Figs. 213–215.
Figs. 216–218.
The quite simple leaves to which we now descend, exhibit, very distinctly, a parallel series of facts. Where they grow up on long and completely-independent foot-stalks, without definite subordination to some central vertical axis, the leaves of water-plants are symmetrically peltate. Of this the sacred Indian-bean, Fig. [216], furnishes an example. Here there is only a trace of bilateralness in the venation of the leaf, corresponding to the very small difference of the conditions on the proximal and distal sides. In the Victoria regia, Fig. [217], the foot-stalks, though radiating almost horizontally from a centre, are so long as to keep the leaves quite remote from one another; and in it each leaf is almost symmetrically peltate, with a bilateralness indicated only by a seam over the line of the foot-stalk. The leaves of the Nymphæa, Fig. [218], more closely clustered, and having less room transversely than longitudinally, exhibit a marked advance to the two-sided form; not only in the excess of the length over the breadth, but in the existence of a cleft, where in the Victoria regia there is merely a seam. Among land-plants similar forms are found under analogous conditions. The common Hydrocotyle, Fig. [219], which sends up direct from its roots a few almost upright leaf-stalks, has these surmounted by peltate leaves; which leaves, however, diverge slightly from radial symmetry in correspondence with the slight contrast of circumstances which their grouping involves. Another case is supplied by the Nasturtium, Fig. [220], which combines the characters—a creeping stem, long leaf-stalks growing up at right angles to it, and unsymmetrically peltate leaves, of which the least dimension is, on the average, towards the stem. But perhaps the most striking illustration is that furnished by the Cotyledon umbilicus, Fig. [221], in which different kinds of symmetry occur in the leaves of the same plant, along with differences in their relations to conditions. The root-leaves, a, growing up on vertical petioles before the flower-stalk makes its appearance, are symmetrically peltate; while the leaves which subsequently grow out of the flower-stalk, b, are at the bottom transitionally bilateral, and higher up completely bilateral.
Figs. 219–221.
That the bilateral form of leaf is the ordinary form, corresponds with the fact that, ordinarily, the circumstances of the leaf are different in the direction of the plant’s axis from what they are in the opposite direction, while transversely the circumstances are alike. It is needless to give diagrams to illustrate this extremely familiar truth. Whether they are broad or long, oval or heart-shaped, pointed or obtuse, the leaves of most trees and plants will be remembered by all as having the ends by which they are attached unlike the free ends, while the two sides are alike. And it will also be remembered that these equalities and inequalities of development correspond with the equalities and inequalities in the incidence of forces.
§ 230. A confirmation that is interesting and important, is furnished by the cases in which leaves present unsymmetrical forms in positions where their parts are unsymmetrically related to the environment. A considerable deviation from bilateral symmetry may be seen in a leaf which habitually so carries itself, that the half on the one side of the mid-rib is more shaded than the other half. The drooping branches of the Lime, delineated in Fig. [222], show us leaves so arranged and so modified. On examining their attitudes and their relations one to another, it will be found that each leaf is so inclined that the half of it next to the shoot grows over the shoot and gets plenty of light; while the other half so hangs down that it comes a good deal into the shade of the preceding leaf. The result is that having leaves which fall into these positions, the species profits by a large development of the exposed halves; and by survival of the fittest, acting along with the direct effect of extra exposure, this modification becomes established. How unquestionable is the connexion between the relative positions of the halves and their relative developments, will be admitted on observing a converse case. Fig. [223] represents a shoot of Strobilanthes glomeratus. Here the leaves are so set on the stem that the inner half of each leaf is shaded by the subsequently-formed leaf, while its outer half is not thus shaded; and here we find the inner half less developed than the outer half.

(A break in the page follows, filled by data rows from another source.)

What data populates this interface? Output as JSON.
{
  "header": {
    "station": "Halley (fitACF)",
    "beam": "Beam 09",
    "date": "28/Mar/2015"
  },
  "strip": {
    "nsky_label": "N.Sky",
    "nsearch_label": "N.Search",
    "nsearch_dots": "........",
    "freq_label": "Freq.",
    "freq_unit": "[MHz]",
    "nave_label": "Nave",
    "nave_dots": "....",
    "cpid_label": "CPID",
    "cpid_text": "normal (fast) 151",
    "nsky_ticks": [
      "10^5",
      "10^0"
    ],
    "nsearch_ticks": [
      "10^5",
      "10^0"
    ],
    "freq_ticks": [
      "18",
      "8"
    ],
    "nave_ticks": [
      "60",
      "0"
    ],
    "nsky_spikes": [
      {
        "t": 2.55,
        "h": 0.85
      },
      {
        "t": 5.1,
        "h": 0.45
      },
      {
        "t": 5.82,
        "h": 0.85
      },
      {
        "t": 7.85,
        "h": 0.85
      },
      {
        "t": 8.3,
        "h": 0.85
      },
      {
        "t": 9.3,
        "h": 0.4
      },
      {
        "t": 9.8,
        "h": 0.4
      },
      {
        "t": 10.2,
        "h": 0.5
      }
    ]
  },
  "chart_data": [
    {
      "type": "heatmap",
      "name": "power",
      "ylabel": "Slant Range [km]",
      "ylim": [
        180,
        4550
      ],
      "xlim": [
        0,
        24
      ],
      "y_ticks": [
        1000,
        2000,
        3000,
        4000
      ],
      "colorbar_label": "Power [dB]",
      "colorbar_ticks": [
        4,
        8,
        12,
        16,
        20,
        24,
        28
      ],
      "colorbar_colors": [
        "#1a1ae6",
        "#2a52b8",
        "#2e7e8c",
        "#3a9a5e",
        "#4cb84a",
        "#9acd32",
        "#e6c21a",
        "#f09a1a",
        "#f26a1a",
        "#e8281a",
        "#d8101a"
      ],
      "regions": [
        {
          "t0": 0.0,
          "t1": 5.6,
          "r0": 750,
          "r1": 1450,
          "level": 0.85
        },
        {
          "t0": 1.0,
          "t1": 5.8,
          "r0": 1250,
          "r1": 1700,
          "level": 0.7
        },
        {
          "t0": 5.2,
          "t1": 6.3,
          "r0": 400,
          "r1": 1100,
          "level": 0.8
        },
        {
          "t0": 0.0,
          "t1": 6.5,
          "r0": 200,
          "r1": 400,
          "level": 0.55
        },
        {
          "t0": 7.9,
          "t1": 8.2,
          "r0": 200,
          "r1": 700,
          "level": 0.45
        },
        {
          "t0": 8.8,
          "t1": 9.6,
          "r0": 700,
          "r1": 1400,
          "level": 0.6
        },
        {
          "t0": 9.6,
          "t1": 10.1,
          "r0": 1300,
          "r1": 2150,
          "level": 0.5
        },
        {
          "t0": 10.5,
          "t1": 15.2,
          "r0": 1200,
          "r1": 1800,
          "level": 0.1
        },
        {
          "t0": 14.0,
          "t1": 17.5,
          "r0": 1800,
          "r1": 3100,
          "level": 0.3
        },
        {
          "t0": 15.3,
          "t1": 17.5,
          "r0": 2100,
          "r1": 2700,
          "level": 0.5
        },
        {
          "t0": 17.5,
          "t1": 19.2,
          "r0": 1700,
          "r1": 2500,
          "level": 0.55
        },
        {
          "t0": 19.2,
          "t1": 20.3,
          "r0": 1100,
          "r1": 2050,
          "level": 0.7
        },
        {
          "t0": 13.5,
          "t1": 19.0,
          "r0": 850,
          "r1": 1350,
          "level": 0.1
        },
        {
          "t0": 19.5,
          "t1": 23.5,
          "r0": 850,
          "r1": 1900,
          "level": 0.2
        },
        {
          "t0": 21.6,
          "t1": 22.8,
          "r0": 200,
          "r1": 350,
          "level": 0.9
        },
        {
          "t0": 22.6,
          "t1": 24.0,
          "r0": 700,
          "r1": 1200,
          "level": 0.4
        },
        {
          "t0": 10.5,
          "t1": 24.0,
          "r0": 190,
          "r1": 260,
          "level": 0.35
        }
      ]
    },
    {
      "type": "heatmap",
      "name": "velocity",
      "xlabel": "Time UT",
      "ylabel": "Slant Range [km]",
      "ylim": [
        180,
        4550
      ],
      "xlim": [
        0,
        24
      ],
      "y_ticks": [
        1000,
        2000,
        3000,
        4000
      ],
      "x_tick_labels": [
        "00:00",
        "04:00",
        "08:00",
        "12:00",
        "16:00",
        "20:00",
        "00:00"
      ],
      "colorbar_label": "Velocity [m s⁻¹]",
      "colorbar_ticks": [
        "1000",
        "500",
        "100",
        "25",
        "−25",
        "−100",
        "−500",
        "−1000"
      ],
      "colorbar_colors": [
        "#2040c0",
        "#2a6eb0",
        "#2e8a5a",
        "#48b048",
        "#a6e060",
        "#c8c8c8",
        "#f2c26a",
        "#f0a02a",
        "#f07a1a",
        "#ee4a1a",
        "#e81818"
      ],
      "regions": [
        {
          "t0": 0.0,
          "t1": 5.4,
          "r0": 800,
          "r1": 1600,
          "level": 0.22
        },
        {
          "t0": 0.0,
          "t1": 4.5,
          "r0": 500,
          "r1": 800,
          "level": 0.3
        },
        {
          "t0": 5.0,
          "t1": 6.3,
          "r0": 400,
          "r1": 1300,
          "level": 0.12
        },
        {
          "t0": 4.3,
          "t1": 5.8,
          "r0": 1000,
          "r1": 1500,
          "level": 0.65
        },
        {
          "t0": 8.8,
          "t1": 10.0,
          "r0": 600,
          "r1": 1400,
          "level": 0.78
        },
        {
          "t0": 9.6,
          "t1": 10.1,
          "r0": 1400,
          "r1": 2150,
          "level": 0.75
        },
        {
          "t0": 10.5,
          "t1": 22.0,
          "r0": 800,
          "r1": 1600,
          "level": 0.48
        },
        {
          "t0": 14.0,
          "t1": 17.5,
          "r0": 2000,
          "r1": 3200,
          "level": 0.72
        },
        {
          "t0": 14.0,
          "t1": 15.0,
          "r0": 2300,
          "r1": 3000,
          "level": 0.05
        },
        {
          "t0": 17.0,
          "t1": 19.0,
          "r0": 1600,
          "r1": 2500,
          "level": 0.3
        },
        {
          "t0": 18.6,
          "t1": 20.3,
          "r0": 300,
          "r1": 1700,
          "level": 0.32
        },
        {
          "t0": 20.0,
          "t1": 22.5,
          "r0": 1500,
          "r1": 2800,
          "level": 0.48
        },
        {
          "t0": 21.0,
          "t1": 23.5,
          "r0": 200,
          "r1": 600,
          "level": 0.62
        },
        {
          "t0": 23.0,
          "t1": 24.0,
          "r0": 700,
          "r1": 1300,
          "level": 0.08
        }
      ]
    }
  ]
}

But the most conclusive evidence of this relation between unsymmetrical form and unsymmetrical distribution of surrounding forces, is supplied by the genus Begonia; for in it we have a manifest proportion between the degree of the alleged effect and the degree of the alleged cause. These plants produce their leaves in pairs, in such ways that the connate leaves interfere with one another, much or little according as the foot-stalks are short or long; and the result is a correlative divergence from symmetry. In Begonia nelumbiifolia, which has petioles so long that the connate leaves are not kept close together, there is but little deviation from a bilaterally-peltate form; whereas, accompanying the comparatively marked and constant proximity in B. pruinata, Fig. [224], we see a more decidedly unsymmetrical shape; and in B. mahringii, Fig. [225], the modification thus caused is pushed so far as to destroy the peltate structure.[34]